Entscheidungsstichwort (Thema)

Anspruch von Rettungssanitätern im Rettungsdienst und Krankentransport beim Diakonischen Werk der Evangelischen Kirche in Deutschland auf Zahlung von Nachtarbeits- und Nachtschichtzuschlägen. Nachtschichtzuschläge für Rettungskräfte. AVR-Auslegung

 

Leitsatz (redaktionell)

1. Die Regelung in Anlage 8 Abschnitt A Abs. 4a der AVR des Diakonischen Werkes der Evangelischen Kirche in Deutschland ist dahin auszulegen, dass der dort vorgesehene Zeitzuschlag in Höhe von 15% des Überstundenentgelts für in der Zeit von 21 Uhr bis 6 Uhr geleisteten Bereitschaftsdienst nur für Beschäftigte in den Krankenhäusern, nicht jedoch für Beschäftigte im Rettungsdienst und Krankentransport gilt.

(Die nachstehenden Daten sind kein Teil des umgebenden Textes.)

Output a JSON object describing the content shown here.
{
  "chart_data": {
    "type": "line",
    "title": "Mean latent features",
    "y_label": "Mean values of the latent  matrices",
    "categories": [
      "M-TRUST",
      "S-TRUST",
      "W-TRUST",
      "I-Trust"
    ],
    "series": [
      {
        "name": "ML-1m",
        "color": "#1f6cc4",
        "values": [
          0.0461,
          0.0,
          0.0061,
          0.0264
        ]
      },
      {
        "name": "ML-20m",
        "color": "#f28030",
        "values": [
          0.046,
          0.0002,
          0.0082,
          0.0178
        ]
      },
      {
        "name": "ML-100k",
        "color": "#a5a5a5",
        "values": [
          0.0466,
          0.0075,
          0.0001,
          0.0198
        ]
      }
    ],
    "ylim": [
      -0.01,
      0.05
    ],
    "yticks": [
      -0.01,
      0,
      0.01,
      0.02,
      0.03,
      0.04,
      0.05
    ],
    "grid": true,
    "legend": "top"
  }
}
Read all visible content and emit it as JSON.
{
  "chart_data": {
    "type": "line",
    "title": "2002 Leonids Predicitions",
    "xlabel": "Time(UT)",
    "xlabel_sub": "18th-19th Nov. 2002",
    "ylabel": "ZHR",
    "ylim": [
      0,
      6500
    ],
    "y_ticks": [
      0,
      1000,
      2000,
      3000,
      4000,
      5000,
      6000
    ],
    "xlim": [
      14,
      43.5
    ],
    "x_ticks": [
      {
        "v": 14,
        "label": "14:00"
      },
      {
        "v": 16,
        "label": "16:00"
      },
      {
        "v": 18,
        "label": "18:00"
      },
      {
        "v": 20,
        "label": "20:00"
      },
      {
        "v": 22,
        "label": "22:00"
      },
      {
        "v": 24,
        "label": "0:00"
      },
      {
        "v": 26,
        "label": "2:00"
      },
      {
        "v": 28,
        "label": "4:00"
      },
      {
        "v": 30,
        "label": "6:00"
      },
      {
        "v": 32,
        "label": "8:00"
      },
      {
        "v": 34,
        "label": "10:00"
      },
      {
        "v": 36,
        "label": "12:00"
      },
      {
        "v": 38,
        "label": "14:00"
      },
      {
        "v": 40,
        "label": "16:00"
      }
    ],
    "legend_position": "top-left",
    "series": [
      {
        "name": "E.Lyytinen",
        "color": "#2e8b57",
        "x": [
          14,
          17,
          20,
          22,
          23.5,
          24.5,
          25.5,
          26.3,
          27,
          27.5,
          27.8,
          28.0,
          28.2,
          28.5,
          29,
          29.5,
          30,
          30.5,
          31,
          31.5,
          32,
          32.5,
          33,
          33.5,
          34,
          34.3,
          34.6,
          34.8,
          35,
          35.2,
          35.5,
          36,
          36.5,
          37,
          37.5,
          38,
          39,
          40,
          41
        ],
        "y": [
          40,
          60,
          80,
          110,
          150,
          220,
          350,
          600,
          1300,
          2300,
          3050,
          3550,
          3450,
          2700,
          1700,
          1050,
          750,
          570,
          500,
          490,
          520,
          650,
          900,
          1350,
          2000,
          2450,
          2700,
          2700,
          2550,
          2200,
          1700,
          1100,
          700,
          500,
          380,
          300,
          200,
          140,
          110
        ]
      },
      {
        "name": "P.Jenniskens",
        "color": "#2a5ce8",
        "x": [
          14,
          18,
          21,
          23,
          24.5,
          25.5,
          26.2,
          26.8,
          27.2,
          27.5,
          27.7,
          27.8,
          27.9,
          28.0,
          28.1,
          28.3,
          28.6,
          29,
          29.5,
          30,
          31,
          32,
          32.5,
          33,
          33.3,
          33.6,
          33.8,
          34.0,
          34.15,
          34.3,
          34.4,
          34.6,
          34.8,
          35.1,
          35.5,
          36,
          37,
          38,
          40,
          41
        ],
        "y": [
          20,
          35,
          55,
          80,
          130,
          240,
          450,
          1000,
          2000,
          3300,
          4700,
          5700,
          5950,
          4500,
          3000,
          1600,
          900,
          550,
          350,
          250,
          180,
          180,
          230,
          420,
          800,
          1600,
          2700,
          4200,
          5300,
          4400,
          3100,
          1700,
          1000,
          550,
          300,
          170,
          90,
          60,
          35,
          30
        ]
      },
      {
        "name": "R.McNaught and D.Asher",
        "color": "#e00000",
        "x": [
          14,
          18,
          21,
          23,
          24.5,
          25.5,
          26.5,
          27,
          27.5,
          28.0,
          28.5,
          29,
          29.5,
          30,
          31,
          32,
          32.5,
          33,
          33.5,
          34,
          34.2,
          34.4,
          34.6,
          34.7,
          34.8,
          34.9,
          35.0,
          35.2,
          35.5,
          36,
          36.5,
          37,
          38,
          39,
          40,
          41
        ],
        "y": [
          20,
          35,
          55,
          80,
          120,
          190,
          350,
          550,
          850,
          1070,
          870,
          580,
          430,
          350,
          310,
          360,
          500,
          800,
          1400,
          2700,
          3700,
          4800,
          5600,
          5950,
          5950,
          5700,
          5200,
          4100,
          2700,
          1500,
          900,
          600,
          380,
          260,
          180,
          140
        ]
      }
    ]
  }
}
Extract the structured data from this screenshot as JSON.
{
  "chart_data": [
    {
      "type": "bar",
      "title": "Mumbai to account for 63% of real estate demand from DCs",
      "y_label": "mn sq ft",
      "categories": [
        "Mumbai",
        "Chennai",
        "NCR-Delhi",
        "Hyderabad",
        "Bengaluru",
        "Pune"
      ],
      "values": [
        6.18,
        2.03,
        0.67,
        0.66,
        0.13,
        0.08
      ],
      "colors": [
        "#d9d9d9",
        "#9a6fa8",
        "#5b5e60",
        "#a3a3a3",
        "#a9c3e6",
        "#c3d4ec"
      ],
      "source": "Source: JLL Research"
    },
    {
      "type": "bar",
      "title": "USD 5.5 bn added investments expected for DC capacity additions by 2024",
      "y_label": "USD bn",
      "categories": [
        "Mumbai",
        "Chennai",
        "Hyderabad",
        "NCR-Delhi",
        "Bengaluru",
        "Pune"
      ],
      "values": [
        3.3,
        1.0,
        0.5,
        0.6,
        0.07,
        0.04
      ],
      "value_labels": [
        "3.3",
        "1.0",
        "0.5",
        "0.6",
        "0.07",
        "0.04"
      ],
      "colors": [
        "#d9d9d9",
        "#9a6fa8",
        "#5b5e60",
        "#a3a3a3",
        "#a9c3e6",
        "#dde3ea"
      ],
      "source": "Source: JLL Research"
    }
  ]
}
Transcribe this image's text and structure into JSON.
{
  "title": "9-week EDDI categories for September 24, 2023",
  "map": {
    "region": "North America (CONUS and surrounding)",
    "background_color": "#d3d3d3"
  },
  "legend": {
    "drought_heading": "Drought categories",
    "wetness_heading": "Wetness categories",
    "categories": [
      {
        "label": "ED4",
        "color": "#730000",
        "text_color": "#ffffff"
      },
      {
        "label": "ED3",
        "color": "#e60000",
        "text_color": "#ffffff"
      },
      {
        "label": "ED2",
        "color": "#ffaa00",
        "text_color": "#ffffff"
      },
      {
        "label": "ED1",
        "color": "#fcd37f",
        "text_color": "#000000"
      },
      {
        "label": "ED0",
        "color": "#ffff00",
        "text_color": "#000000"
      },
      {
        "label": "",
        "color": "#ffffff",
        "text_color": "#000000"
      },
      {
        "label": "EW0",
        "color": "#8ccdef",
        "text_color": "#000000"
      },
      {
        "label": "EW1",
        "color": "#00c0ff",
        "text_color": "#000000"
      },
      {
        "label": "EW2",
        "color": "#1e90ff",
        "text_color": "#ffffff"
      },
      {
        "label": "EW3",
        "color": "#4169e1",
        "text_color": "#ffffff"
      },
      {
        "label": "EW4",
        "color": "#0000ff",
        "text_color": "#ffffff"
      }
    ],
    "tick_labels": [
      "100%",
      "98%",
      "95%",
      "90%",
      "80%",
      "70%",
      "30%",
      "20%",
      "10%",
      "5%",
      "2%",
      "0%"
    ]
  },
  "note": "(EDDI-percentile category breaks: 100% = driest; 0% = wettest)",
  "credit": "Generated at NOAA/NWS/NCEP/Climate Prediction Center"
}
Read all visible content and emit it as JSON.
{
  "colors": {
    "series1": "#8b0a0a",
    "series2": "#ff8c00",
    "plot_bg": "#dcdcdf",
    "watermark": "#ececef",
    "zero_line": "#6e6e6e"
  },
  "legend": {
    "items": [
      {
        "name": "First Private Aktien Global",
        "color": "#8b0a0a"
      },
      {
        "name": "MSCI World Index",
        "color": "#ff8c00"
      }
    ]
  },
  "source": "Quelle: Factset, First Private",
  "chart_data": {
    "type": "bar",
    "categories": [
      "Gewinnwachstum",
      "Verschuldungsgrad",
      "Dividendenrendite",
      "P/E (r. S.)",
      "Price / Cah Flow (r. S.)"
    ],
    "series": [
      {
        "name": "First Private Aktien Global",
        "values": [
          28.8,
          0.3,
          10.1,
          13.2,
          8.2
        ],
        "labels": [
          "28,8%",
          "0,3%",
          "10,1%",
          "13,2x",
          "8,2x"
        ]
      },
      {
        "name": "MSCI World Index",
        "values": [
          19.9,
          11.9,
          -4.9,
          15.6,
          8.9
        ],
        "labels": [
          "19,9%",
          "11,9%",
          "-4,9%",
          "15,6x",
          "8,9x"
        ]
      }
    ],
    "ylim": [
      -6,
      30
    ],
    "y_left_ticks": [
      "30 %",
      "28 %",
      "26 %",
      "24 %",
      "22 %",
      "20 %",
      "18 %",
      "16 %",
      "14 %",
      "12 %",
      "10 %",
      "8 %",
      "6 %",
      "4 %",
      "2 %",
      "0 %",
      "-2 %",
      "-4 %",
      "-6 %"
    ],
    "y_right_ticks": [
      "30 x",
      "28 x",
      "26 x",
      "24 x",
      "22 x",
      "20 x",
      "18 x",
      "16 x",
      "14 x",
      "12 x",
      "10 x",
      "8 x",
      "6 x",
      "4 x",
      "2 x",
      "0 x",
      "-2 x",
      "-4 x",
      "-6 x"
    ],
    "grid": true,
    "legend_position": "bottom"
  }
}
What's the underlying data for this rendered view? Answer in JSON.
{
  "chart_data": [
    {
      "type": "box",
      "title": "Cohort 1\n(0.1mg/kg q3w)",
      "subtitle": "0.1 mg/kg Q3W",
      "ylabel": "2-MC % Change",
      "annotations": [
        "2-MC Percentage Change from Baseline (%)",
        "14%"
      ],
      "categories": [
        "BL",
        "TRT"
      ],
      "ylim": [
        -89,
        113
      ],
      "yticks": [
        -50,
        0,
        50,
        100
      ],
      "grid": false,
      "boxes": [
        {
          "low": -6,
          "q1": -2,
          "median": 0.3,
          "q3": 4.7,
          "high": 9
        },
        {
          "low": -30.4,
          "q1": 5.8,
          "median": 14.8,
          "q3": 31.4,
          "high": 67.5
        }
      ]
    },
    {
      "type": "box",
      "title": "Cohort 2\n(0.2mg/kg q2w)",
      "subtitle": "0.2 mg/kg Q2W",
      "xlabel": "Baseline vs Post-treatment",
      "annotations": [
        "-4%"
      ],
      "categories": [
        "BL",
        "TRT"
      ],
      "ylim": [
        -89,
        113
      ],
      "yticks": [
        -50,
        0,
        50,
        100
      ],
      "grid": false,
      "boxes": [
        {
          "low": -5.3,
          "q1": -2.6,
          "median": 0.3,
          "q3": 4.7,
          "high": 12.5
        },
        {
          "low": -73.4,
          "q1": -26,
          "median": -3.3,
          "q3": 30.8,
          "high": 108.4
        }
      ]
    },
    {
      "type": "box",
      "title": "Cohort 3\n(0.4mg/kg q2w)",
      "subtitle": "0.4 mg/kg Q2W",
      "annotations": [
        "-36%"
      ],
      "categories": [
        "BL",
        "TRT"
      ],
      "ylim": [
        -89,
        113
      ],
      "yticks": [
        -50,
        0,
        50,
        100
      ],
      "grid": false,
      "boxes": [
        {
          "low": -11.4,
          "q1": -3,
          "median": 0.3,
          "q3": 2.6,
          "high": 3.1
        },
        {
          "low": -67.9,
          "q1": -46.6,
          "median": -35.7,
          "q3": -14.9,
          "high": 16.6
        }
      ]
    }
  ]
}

2. Die Ungleichbehandlung von Beschäftigten in Krankenhäusern und Mitarbeitern im Rettungsdienst verstößt weder gegen Art. 3 Abs. 1 GG, noch liegt eine Geschlechterdiskriminierung i.S.v. Art. 3 Abs. 2 GG vor.

 

Normenkette

Arbeitsvertragsrichtlinien des Diakonischen Werkes; AVR

 

Verfahrensgang

ArbG Siegburg (Entscheidung vom 14.05.2014; Aktenzeichen 4 Ca 2065/13)

 

Nachgehend

BAG (Urteil vom 04.08.2016; Aktenzeichen 6 AZR 130/15)

 

Tenor

  1. Die Berufung des Klägers gegen das Urteil des Arbeitsgerichts Siegburg vom 14.05.2014- 4 Ca 2065/13 G - wird zurückgewiesen.
  2. Der Kläger hat die Kosten der Berufung zu tragen.
  3. Die Revision wird zugelassen.
 

Tatbestand

Die Parteien streiten über die Verpflichtung des Beklagten sogenannte Nachtarbeits- bzw. Nachtschichtzuschläge für den Zeitraum ab dem 01.07.2012 zu zahlen.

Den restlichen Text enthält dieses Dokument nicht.